Result: ACCESS DENIED When Prevx tries to handle "csidb.csi" file.

Tested sucessfully on: Windows (Xp, Vista and Seven) X86 and X64 platforms.

IMPORTANT: Vulnerability published only for educational purposes.


Tests:
1- If Prevx is already installed, install the Exploit and reboot your PC.
2- If Prevx is not installed,install the Exploit and try to install Prevx.

Application attached.

Status: Vendor notified.

Regards.
Attachments
(8.06 KiB) Downloaded 30 times
 #2925  by CloneRanger
 Sun Oct 03, 2010 6:11 pm
@ STRELiTZIA

Hi, just seen your post on Wilders. I'm about to test this and will post my results.

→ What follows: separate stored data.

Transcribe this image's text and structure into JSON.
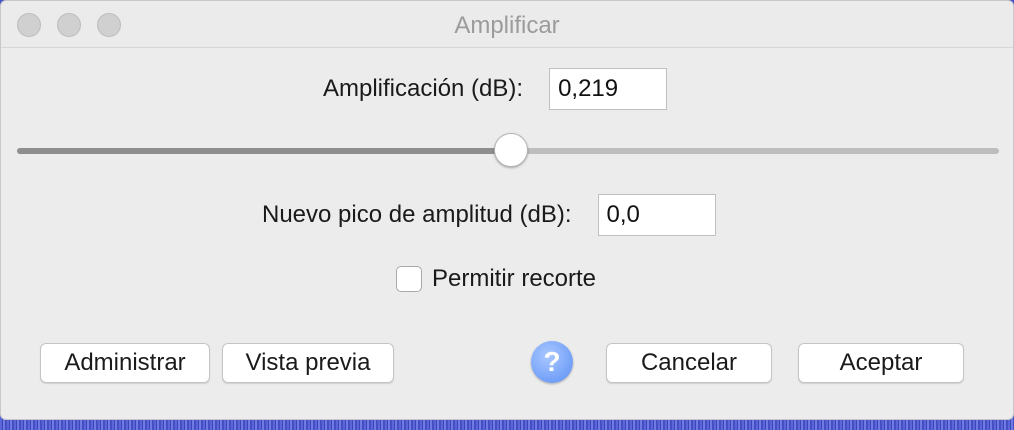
{
  "window": {
    "title": "Amplificar"
  },
  "amplification": {
    "label": "Amplificación (dB):",
    "value": "0,219"
  },
  "slider": {
    "level_fraction": 0.503
  },
  "peak": {
    "label": "Nuevo pico de amplitud (dB):",
    "value": "0,0"
  },
  "clipping": {
    "label": "Permitir recorte",
    "checked": false
  },
  "buttons": {
    "manage": "Administrar",
    "preview": "Vista previa",
    "help": "?",
    "cancel": "Cancelar",
    "ok": "Aceptar"
  },
  "colors": {
    "help_accent": "#5b8ff5",
    "background_waveform": "#4a55c8"
  }
}
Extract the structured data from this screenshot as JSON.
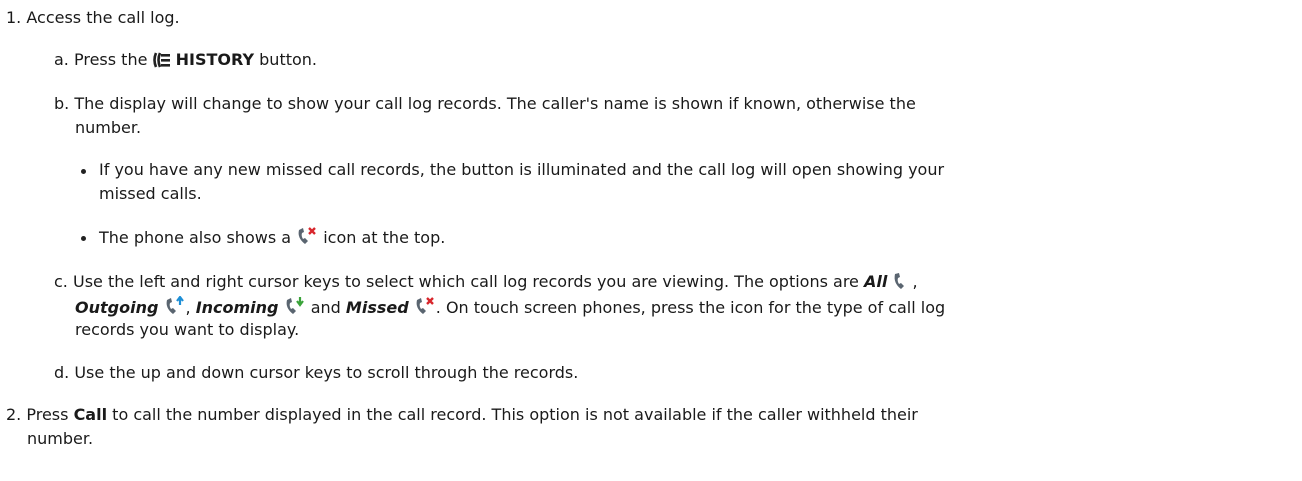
{
  "steps": [
    {
      "num": "1.",
      "text": "Access the call log.",
      "substeps": [
        {
          "letter": "a.",
          "pre": "Press the",
          "button_label": "HISTORY",
          "post": "button."
        },
        {
          "letter": "b.",
          "line1": "The display will change to show your call log records. The caller's name is shown if known, otherwise the",
          "line2": "number.",
          "bullets": [
            {
              "line1": "If you have any new missed call records, the button is illuminated and the call log will open showing your",
              "line2": "missed calls."
            },
            {
              "pre": "The phone also shows a",
              "post": "icon at the top."
            }
          ]
        },
        {
          "letter": "c.",
          "line1_pre": "Use the left and right cursor keys to select which call log records you are viewing. The options are",
          "opt_all": "All",
          "opt_outgoing": "Outgoing",
          "opt_incoming": "Incoming",
          "and": "and",
          "opt_missed": "Missed",
          "line2_post": ". On touch screen phones, press the icon for the type of call log",
          "line3": "records you want to display."
        },
        {
          "letter": "d.",
          "text": "Use the up and down cursor keys to scroll through the records."
        }
      ]
    },
    {
      "num": "2.",
      "pre": "Press",
      "bold": "Call",
      "line1_post": "to call the number displayed in the call record. This option is not available if the caller withheld their",
      "line2": "number."
    }
  ],
  "colors": {
    "text": "#1a1a1a",
    "icon_handset": "#5a6570",
    "icon_missed_x": "#d8262c",
    "icon_outgoing_arrow": "#1e8fd6",
    "icon_incoming_arrow": "#3aa33a"
  },
  "icons": [
    "history-icon",
    "missed-call-icon",
    "all-calls-icon",
    "outgoing-call-icon",
    "incoming-call-icon"
  ]
}
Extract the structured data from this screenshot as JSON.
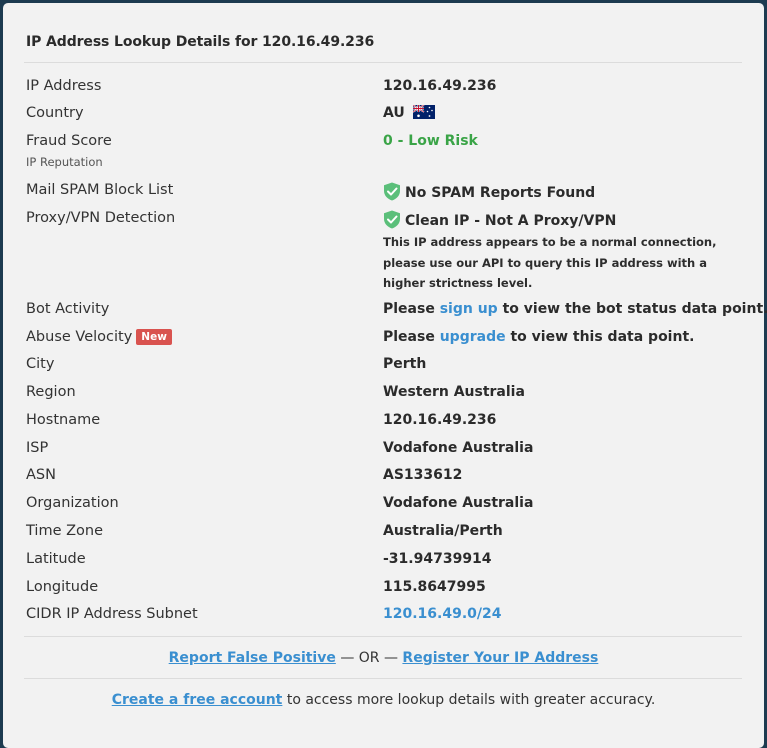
{
  "header": {
    "title": "IP Address Lookup Details for 120.16.49.236"
  },
  "rows": {
    "ip": {
      "label": "IP Address",
      "value": "120.16.49.236"
    },
    "country": {
      "label": "Country",
      "value": "AU"
    },
    "fraud": {
      "label": "Fraud Score",
      "sublabel": "IP Reputation",
      "value": "0 - Low Risk",
      "value_color": "#3aa447"
    },
    "spam": {
      "label": "Mail SPAM Block List",
      "value": "No SPAM Reports Found"
    },
    "proxy": {
      "label": "Proxy/VPN Detection",
      "value": "Clean IP - Not A Proxy/VPN",
      "note": "This IP address appears to be a normal connection, please use our API to query this IP address with a higher strictness level."
    },
    "bot": {
      "label": "Bot Activity",
      "prefix": "Please",
      "link": "sign up",
      "suffix": "to view the bot status data point."
    },
    "abuse": {
      "label": "Abuse Velocity",
      "badge": "New",
      "prefix": "Please",
      "link": "upgrade",
      "suffix": "to view this data point."
    },
    "city": {
      "label": "City",
      "value": "Perth"
    },
    "region": {
      "label": "Region",
      "value": "Western Australia"
    },
    "hostname": {
      "label": "Hostname",
      "value": "120.16.49.236"
    },
    "isp": {
      "label": "ISP",
      "value": "Vodafone Australia"
    },
    "asn": {
      "label": "ASN",
      "value": "AS133612"
    },
    "org": {
      "label": "Organization",
      "value": "Vodafone Australia"
    },
    "tz": {
      "label": "Time Zone",
      "value": "Australia/Perth"
    },
    "lat": {
      "label": "Latitude",
      "value": "-31.94739914"
    },
    "lon": {
      "label": "Longitude",
      "value": "115.8647995"
    },
    "cidr": {
      "label": "CIDR IP Address Subnet",
      "value": "120.16.49.0/24"
    }
  },
  "footer": {
    "report_link": "Report False Positive",
    "or_text": "— OR —",
    "register_link": "Register Your IP Address",
    "create_link": "Create a free account",
    "create_suffix": "to access more lookup details with greater accuracy."
  },
  "colors": {
    "background": "#1d3b50",
    "panel": "#f2f2f2",
    "green": "#3aa447",
    "link": "#3a8fd0",
    "badge": "#d9534f"
  },
  "icons": {
    "shield": "shield-check-icon",
    "flag": "australia-flag-icon"
  }
}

Wouldn't this type of "exploit" work on many other apps, security and otherwise ?
 #2947  by nullptr
 Wed Oct 06, 2010 4:59 pm
Amusing replies to this POC at wilders.
On one hand there's
Thank you for the information We will have this fixed in the next release
and then
Why not, "uninstall Prevx from Add-Remove Programs". That would be more straightforward.
Exactly This is just the same as the previous PoCs - useless as we offer our own uninstall routine
LOL, so why do they fix these 'useless' issues?